Wool Fibres Readily Biodegrade in Marine Environments, Study Confirms
What happens to textile fibres once they enter freshwater systems and the sea? It’s a question that received scant attention until the recent rise of concern over microfibres. A substantial body of research firmly establishes how wool biodegrades on land, but far less was understood of its behaviour in the aquatic environment – until now.
Findings released by New Zealand research institute AgResearch now reveal the biodegradation rates of various textile fibres in the marine environment.
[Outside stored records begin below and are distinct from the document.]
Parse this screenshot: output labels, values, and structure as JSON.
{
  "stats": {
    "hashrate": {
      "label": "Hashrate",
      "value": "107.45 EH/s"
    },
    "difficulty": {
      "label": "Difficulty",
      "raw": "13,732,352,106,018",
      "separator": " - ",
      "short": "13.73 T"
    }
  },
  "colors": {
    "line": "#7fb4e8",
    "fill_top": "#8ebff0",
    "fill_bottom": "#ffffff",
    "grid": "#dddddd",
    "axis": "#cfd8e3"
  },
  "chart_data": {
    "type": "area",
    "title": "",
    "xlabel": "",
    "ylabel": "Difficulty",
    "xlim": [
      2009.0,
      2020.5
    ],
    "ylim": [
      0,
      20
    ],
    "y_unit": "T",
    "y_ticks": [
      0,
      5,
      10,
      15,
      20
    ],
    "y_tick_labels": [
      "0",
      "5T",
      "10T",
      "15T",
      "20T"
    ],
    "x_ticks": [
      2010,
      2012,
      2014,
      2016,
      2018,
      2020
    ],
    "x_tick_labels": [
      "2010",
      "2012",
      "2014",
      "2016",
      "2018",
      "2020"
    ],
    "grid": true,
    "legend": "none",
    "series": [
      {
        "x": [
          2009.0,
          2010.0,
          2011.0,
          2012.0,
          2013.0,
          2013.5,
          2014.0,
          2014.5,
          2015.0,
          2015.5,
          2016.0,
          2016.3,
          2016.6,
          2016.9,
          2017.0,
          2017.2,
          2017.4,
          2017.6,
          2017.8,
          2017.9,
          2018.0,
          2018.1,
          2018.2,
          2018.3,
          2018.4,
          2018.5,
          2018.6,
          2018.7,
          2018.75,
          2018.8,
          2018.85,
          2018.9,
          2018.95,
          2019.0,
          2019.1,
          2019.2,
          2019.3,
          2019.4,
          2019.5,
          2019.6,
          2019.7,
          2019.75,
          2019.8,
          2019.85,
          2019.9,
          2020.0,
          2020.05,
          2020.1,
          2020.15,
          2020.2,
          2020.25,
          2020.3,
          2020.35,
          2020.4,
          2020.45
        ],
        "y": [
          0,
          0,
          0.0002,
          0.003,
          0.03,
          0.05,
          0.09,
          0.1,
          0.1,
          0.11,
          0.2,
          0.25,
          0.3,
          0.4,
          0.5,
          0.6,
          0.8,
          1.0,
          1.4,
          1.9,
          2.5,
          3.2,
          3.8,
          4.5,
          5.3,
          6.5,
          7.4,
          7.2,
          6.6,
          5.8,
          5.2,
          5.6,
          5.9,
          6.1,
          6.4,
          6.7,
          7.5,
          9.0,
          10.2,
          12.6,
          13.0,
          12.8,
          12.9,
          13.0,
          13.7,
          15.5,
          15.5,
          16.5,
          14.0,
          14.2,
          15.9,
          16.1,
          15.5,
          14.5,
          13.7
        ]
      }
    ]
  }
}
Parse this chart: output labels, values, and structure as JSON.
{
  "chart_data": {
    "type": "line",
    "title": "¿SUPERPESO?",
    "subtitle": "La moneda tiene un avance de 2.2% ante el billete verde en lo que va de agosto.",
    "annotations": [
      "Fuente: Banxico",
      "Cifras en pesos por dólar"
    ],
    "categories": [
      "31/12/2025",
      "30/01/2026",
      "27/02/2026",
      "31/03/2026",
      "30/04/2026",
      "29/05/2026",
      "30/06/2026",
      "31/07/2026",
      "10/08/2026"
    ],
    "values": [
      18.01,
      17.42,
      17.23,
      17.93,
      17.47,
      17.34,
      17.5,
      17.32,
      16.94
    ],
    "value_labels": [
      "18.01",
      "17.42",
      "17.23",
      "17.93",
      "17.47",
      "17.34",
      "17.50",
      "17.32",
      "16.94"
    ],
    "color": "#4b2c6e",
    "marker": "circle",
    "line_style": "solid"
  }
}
The research, led by Dr Stewart Collie, followed the path of the fibres released by domestic laundry processes, examining how the breakdown process occurs.
• Both untreated wool and machine-washable wool were found to biodegrade readily in the marine environment, as did the cellulose-based viscose rayon. Synthetic fibres showed little or no biodegradation.
• Machine-washable wool – wool with a thin film applied to the surface to prevent felting– biodegraded even more quickly than untreated wool. Researchers believe that this is due to the loss of some of the wool fibre’s cuticle layer during the treatment process, rendering it more susceptible to microbial degradation.
• There was no evidence to support the idea that the polyamide resin used as part of the machine-washable treatment caused microfibre pollution.
Initial research on how wool biodegrades in marine environments was released in 1994, providing evidence for the theory that natural fibres are not harmful to our marine life and that they will naturally biodegrade, becoming part of the aquatic surroundings without causing any harm.
However, the actual process of biodegradation and the fate of textile finishes on the wool fibre remained a mystery, leading to the present research.
To measure the biodegradation, residues were examined using scanning electron microscopy and energy-dispersive X-ray spectroscopy. The samples were comparable lightweight base layer fabrics made from two types of Merino wool, viscose rayon, polyester, nylon (polyamide), and polypropylene which had been shredded to remove interference from fabric structure effects.
The fabrics were washed repeatedly before testing to simulate a partial garment lifetime. Researchers then measured the average biodegradation of three samples for each fibre type relative to a control, namely readily biodegradable paper pulp.